I made it!
Some time ago when I was cleaning up my bedroom I found my cake ideas notebook. The notebook was nothing fancy to brag about. In fact, it was an old copy book that I scribbled my random cake ideas on. One of the pages drew a flower pot cake filled with real roses. I put the book aside for years, kept thinking that something was wrong with this design, but couldn't tell what it was.
Years after my initial idea was born, I finally know why. I feel strongly against putting inedible stuff on or in a cake. Okay, you need to put dowels for a multi level cake, and you can argue that rose pedals are edible. But I am just against the idea of pulling out thorny rose stems out of a cake. Just not perfect enough.
Oh, if you haven't noticed by now, those aren't real roses. :)
These roses are made out of white modeling chocolate. This pot of flowers are 99% edible. The 1% is the lollypop sticks that I used as flower stems.
The flower pot is filled made of white modeling chocolate, dark chocolate sponge, raspberry buttercream and dark chocolate ganache.
The most common medium for cake decorating is gum paste or fondant. But they don't taste great at all! I found a detailed recipe here for white modeling chocolate and I was overjoyed! That's it, that's what I am looking for!
Assembly was a long process, but I enjoyed it. First, cut out rounds of your chocolate sponge and layer with raspberry buttercream. I used 4 layers of sponge to get the height I wanted. Refrigerate until the buttercream is firm.
Next, you want to prepare some dark chocolate ganache and let it cool. Using a hand held or stand mixer, whip until the ganache resembles heavy whipped cream. Cover the chilled cake stack with the ganache and smooth out all sides. Put it back in the fridge until it is set.
Meanwhile, start rolling your modeling chocolate. Roll it until it is 3mm. Use a tiny bit of cornstarch on the board to prevent sticking. Use small circle cookie cutters to cut out petals. You will need 9 discs of 1" (2.5cm) to 1-1/4" (roughly 3cm) to make a full blossom rose, and 4 to 5 discs for rose buds. Use a ball tip sculpting tool and a flower forming foam to slowly thin out the disc to the shape of rose petals. (Tips: Modeling chocolate are sensitive to temperature. If it is too soft to hold its shape, pull it to a marble slab or the fridge to firm it out. If it's too stiff and starts to crack on the edges, warm it up with the palm of your hand.) Form the center of the rose by rolling your first petal into a cone shape, then use 3 and 5 petals for the next layers. Open up the petals as you go along, and use the heat of your palm to warm up the edges to make it as life like as possible.
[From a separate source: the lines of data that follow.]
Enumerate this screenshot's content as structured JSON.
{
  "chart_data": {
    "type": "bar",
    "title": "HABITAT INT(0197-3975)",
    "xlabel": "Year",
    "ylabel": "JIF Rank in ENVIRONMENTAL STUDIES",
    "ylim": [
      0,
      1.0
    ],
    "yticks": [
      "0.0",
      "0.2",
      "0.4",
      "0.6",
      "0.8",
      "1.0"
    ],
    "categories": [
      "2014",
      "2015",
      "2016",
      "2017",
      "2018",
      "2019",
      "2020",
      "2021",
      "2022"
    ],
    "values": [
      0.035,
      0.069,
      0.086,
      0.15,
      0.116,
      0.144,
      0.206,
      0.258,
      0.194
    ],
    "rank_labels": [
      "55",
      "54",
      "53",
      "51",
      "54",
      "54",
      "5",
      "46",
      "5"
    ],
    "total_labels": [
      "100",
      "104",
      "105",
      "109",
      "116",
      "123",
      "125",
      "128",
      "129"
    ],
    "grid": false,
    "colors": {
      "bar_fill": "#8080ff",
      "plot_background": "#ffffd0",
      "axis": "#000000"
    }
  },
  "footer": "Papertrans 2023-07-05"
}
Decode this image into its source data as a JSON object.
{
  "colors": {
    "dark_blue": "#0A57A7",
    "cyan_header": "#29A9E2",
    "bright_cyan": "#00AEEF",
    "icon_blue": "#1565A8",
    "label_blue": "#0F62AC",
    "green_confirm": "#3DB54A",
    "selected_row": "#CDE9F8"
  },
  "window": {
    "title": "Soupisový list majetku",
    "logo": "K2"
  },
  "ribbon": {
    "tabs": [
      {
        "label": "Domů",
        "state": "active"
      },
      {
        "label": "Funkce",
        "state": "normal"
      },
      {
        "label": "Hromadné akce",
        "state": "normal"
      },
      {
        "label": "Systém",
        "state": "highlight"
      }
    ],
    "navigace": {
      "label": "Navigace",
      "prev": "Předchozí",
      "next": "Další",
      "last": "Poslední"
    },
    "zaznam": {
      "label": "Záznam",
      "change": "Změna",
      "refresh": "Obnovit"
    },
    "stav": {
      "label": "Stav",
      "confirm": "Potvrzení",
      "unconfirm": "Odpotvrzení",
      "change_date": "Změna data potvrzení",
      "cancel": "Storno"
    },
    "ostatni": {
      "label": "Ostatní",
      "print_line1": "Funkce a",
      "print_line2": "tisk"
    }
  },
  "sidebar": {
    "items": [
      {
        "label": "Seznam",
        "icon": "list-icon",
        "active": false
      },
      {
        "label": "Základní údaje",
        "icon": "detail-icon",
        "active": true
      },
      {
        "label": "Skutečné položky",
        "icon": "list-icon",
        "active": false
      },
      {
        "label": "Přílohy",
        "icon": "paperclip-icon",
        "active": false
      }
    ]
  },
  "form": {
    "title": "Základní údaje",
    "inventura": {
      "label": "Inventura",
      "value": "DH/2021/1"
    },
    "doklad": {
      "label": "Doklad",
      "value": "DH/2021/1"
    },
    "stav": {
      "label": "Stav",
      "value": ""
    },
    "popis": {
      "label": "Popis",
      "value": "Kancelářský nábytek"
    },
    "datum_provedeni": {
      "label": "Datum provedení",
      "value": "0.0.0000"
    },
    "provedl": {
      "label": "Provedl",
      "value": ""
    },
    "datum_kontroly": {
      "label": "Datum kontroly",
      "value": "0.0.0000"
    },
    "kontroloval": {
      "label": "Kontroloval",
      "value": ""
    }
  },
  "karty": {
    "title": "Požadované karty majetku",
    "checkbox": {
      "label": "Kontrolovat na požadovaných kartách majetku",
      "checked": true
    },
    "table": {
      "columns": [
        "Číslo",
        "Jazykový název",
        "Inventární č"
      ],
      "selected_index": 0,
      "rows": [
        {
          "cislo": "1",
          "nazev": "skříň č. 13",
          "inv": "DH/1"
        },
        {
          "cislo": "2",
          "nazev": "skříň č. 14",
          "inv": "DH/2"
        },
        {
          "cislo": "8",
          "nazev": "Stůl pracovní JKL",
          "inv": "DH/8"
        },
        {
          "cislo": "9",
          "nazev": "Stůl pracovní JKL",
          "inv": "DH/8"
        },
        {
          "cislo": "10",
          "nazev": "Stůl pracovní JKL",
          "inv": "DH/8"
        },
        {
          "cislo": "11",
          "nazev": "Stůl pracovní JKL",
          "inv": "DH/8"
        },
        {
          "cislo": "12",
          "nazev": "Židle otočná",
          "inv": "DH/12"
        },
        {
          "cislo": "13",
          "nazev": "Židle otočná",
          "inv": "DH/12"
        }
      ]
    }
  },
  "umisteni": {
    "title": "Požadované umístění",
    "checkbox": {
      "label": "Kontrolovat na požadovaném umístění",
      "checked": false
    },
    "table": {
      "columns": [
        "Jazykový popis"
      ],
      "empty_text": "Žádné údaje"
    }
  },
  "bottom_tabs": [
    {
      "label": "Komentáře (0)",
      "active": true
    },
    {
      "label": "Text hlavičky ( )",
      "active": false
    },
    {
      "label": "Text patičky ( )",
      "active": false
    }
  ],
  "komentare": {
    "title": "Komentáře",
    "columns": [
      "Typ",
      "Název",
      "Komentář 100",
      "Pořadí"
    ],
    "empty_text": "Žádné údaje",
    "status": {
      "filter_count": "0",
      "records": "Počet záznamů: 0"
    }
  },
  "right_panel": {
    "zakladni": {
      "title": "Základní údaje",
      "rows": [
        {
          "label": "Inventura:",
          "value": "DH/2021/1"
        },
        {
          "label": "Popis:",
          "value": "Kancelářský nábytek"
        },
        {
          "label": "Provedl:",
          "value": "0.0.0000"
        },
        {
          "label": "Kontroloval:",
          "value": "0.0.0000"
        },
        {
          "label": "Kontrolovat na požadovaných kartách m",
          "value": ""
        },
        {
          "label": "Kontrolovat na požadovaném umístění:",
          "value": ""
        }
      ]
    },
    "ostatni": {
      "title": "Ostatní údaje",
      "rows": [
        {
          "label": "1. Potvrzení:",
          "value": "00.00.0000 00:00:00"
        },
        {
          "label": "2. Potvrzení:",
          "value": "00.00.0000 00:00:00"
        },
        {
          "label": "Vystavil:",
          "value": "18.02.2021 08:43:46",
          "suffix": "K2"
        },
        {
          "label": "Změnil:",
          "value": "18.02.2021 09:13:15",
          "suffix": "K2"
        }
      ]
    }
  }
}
For green leaves, I used green tea powder to tint the modeling chocolate. Form different sizes of leaves using similar method to the rose petals and keep it in the fridge.
When you complete the roses, slightly cool them and stick it on a lollipop stick. Put them all in the fridge or leave overnight to set.
When the cake is completely cooled, roll out the modeling chocolate to a rectangle. Measure the height and circumference of your cake and cut a the chocolate to size. Take out your cake from the fridge and wrap it around the cake sides. It should be the same or slightly higher than the ganache. (You don't want the ganache "soil" to come out of the pot right?) Wrap it tightly around the cake and decorate the pot as you wish. I put a pink bow around the top as flower pots usually have a heavier lip. Put the cake back in the fridge until your roses are ready.
Using green craft tape, wrap the parts of lollipop sticks that is going to expose. Trim off excess sticks to get some height variations. Arrange the roses and leaves on the flower pot and you are done!
These chocolate roses actually taste pretty good. Maybe next time I am going to tint my rose petals with freeze dried strawberry powder for some added flavour and colour.
Happy Valentine's day everyone! Have a sweet one!